Smashing together protons at this energy will set another benchmark for the highest energy yet achieved in a particle accelerator. More significantly, it will mark the beginning of the LHC physics programme, which will test and scrutinize the Standard Model of particle physics.

It’s a bit like firing needles across the Atlantic and getting them to collide halfway. Steve Myers, director for accelerators and technology, CERN

The announcement follows Friday’s news that two 3.5 TeV beams had been successfully circulated around the 27 km circumference of the LHC.

Playing down the hype

Despite the excitement at being so close to such a key milestone, CERN is careful to emphasize the uncertainties ahead. “The LHC is not a turnkey machine,” said CERN director general Rolf-Dieter Heuer. “The machine is working well, but we’re still very much in a commissioning phase and we have to recognize that the first attempt to collide is precisely that. It may take hours or even days to get collisions.”

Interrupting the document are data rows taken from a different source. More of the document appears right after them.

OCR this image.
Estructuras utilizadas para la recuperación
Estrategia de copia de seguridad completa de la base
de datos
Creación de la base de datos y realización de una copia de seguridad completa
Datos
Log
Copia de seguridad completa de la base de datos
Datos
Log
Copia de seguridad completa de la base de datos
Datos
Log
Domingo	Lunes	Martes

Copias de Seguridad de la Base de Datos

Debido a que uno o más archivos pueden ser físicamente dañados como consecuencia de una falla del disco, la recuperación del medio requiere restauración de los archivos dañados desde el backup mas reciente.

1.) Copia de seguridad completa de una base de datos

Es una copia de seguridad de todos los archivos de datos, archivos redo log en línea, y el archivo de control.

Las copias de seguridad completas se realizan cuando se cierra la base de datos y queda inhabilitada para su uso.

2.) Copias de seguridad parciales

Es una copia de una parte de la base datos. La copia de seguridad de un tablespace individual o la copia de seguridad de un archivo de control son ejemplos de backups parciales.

This is a sentiment echoed by CERN’s director for accelerators and technology, Steve Myers. “Just lining the beams up is a challenge in itself: it’s a bit like firing needles across the Atlantic and getting them to collide halfway.”

Once 7 TeV collisions have been established, CERN’s plan is to run continuously for a period of 18–24 months, with a short technical stop at the end of 2010. Experiments will run throughout this time, with researchers expecting to accumulate one “inverse femtobarn” of data – roughly 10 trillion proton–proton collisions.

The broad aim of this research is to characterize the subatomic particles that emerge from these high-energy collisions, with perhaps the ultimate goal of confirming the existence (or non-existence) of the Higgs boson. This elusive particle is the last missing piece of the Standard Model of particle physics, and its discovery would confirm the most compelling explanation physicists have for how elementary particles acquire mass.

In pursuit of the Higgs

Although the Standard Model does not predict the mass of the Higgs boson, precision measurements of known Standard Model particles mean that its mass is unlikely to be more than 186 GeV. Meanwhile, direct searches made at CERN’s Large Electron–Positron Collider – the forerunner to the LHC – rule out a Higgs that is lighter than 114 GeV.

Running at 7 TeV, the LHC should have the best chance yet of confining the Higg’s mass, being 3.5 times more energetic than the Tevatron collider at Fermilab in the US, which until December was the world’s most energetic collider. What can be discovered, however, will depend largely on how heavy such new particles are and on how easy they are to spot among “background” processes taking place in the proton–proton collisions.

Following this current run, CERN plans to shut down the LHC in 2012 for a year or more to prepare it to go straight to maximum-energy 14 TeV collisions in 2013.